使ったことないけど 削除/引用 No.3613-5 - 2010/12/03 (金) 11:53:28 - ザンギ こんなのあります。 http://www.cellseed.com/product/004.html

セルスクレイパー 削除/引用 No.3613-4 - 2010/12/03 (金) 11:47:09 - pqr ありがとうございます。やっぱり壊れますよね。 数分で変動が予想される細胞質のタンパクなので、何か良い方法は無いかと思い質問させていただきました。4℃で冷却してやれば問題は無いかもしれませんが。事情によりlysis bufferを加えてスクレイプするのも問題あるので…。

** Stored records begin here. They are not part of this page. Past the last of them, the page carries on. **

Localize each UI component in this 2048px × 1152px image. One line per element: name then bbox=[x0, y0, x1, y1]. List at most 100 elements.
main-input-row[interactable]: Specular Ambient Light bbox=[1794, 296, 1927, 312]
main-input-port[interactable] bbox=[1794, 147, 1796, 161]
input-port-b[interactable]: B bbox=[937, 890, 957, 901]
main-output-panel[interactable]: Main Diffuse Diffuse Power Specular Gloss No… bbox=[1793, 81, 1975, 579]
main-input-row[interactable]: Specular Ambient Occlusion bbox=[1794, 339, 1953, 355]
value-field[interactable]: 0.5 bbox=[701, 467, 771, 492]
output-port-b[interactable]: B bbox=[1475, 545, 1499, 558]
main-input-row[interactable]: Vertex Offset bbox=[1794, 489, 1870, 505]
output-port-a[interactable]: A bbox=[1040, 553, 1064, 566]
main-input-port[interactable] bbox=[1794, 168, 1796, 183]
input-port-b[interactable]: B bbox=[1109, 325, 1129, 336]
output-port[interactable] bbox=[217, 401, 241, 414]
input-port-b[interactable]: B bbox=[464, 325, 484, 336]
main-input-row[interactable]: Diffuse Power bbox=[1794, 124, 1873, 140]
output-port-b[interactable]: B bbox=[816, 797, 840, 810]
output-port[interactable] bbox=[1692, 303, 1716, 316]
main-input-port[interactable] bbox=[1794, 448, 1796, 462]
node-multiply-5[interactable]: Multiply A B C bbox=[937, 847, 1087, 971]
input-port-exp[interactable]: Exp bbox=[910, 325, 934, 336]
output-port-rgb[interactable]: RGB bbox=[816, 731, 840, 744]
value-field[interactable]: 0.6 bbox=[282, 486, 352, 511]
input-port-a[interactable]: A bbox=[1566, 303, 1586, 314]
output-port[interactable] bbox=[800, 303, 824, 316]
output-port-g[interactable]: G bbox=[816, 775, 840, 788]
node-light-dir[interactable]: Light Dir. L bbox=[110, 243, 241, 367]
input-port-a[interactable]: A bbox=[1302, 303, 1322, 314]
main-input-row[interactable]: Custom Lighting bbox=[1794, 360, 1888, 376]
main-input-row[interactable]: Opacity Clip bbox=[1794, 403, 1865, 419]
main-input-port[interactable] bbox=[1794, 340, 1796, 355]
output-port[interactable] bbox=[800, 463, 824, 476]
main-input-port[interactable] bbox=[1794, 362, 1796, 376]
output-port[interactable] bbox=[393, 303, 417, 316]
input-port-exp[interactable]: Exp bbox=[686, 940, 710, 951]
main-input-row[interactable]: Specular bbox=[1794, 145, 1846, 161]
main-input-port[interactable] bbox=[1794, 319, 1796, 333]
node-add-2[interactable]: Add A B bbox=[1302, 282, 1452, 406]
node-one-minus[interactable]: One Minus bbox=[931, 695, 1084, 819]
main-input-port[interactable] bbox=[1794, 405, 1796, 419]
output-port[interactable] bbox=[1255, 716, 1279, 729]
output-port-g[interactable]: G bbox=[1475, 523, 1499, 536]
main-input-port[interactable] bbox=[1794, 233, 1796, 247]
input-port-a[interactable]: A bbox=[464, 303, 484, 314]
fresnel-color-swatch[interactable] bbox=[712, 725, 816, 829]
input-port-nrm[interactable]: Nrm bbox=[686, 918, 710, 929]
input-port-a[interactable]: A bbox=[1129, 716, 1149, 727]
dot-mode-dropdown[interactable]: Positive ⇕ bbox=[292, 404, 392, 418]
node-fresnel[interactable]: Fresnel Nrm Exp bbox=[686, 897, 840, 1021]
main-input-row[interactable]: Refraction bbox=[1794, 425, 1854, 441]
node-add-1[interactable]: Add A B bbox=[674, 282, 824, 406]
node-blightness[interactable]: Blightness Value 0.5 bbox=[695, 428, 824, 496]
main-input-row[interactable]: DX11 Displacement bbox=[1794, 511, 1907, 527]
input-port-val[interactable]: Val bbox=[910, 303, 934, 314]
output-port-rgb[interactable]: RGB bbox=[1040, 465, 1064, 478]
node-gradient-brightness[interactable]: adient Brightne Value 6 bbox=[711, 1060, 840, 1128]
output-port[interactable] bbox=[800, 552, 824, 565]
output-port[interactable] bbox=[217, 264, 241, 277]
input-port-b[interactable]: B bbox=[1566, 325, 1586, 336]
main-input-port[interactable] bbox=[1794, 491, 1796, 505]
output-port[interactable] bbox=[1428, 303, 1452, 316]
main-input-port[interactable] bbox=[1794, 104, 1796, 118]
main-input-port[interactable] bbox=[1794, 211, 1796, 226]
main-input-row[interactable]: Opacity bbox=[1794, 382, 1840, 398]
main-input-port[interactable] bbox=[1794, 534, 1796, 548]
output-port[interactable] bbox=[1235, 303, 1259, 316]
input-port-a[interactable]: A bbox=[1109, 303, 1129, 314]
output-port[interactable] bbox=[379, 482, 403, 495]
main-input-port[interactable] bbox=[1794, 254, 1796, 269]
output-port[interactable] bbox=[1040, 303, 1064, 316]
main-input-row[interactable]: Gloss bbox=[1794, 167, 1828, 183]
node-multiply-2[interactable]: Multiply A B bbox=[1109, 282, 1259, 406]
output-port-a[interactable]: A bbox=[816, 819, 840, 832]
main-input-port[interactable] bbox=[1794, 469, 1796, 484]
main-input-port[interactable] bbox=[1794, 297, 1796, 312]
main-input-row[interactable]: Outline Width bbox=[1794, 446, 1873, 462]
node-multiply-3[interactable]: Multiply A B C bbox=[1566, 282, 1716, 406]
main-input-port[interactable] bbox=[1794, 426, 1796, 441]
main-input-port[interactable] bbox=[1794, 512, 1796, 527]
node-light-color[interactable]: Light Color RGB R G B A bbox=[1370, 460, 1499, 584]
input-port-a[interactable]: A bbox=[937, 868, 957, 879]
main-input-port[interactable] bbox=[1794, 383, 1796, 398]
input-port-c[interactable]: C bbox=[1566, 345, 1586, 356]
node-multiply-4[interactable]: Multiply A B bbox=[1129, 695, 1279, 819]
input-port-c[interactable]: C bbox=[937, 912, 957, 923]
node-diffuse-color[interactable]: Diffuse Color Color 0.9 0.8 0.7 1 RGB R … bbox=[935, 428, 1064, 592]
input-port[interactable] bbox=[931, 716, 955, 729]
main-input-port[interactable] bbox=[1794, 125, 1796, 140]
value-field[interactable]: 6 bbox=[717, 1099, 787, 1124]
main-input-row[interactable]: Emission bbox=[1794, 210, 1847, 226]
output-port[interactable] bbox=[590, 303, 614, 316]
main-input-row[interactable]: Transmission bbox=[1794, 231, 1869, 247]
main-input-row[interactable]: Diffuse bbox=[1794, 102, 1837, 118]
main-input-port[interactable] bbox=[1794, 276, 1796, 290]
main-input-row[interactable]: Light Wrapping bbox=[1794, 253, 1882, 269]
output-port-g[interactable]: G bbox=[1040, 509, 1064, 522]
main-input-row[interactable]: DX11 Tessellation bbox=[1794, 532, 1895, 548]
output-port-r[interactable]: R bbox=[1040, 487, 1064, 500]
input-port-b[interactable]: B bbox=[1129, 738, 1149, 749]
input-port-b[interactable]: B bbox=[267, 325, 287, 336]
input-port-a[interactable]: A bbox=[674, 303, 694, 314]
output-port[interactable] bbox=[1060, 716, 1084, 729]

(無題) 削除/引用 No.3613-3 - 2010/12/03 (金) 08:51:14 - yyy 実験の都合上、lysis bufferを直接かけれない場合は、Ca++Mg++-free PBSに３ｍM程度のEDTAを加えたものを氷冷し、それを細胞にかけて、数分待って、剥がれやすく成ってから、ピペッティングでbufferを吹きかけて剥がしてました。 ただしスクレイパーで剥がすのと比べて無いのでマシなのかどうかは分かりません。

(無題) 削除/引用 No.3613-2 - 2010/12/03 (金) 08:27:25 - ぽ 結構死にますよ。 それよりdish にdirectにlysis buffer加えた方がbetter

セルスクレイパー 削除/引用 No.3613-1 - 2010/12/03 (金) 08:25:37 - pqr 初歩的な質問で申し訳ありません。 細胞の可溶性画分のタンパクをウェスタンで見たいのですが、その際PBSを用いてセルスクレイパーで細胞をはがし集め、遠心で細胞を落としLysis bufferで細胞を懸濁するようなprotocolを見たのですが、細胞をセルスクレイパーではがす時に細胞が破壊されて細胞質画分をだいぶ失うのではないかと思うのですが、実際はどうなのでしょうか？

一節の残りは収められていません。